您的位置:

如何正确实现NN中的Batch Normalization技术

一、什么是Batch Normalization?

在神经网络模型的训练过程中,每个输入(或者中间层的输出)都需要标准化,使其满足均值为0,标准差为1的条件。但是,标准化只是将输入数据映射到同一个尺度上,而Batch Normalization则引入了标准差和偏移量两个学习参数,可以让神经网络更加高效地学习。

Batch Normalization的做法是在训练过程中对每一 mini-batch 的输入数据计算均值和方差,并按照公式进行重归一化。
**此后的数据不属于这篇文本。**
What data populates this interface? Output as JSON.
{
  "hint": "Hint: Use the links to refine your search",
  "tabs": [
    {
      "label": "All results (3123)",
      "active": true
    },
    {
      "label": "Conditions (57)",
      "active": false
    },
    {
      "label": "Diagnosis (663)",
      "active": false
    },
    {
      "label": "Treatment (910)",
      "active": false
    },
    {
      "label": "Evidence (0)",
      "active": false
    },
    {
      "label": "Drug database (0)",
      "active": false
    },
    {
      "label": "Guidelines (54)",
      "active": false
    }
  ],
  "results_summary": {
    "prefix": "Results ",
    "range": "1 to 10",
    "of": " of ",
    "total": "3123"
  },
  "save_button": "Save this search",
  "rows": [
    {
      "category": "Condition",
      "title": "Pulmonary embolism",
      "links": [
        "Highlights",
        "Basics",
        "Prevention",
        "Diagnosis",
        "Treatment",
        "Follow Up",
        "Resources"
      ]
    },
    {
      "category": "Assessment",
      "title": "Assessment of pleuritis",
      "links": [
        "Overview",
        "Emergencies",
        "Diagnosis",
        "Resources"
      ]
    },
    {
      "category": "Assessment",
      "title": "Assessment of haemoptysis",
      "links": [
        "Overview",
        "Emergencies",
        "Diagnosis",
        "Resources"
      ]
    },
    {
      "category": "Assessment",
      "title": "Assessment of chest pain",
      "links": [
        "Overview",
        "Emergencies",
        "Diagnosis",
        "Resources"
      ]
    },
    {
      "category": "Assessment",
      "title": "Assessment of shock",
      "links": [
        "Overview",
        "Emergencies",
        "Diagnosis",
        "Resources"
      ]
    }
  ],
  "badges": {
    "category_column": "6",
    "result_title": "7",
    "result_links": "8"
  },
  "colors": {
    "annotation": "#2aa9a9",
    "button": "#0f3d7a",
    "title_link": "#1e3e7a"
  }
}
def batchnorm_forward(X, gamma, beta, eps):
    mu = np.mean(X, axis=0)
    var = np.var(X, axis=0)
    std = np.sqrt(var + eps)
    X_norm = (X - mu) / std
    out = gamma * X_norm + beta
    return out, (X, mu, var, eps)

二、Batch Normalization的优点

对神经网络进行训练时,网络在每一层中可能会产生内部协变量偏移(Internal Covariate Shift)问题,即前面层的参数的更新会对后面层产生影响,而使得后面层需要再次训练的情况可能发生。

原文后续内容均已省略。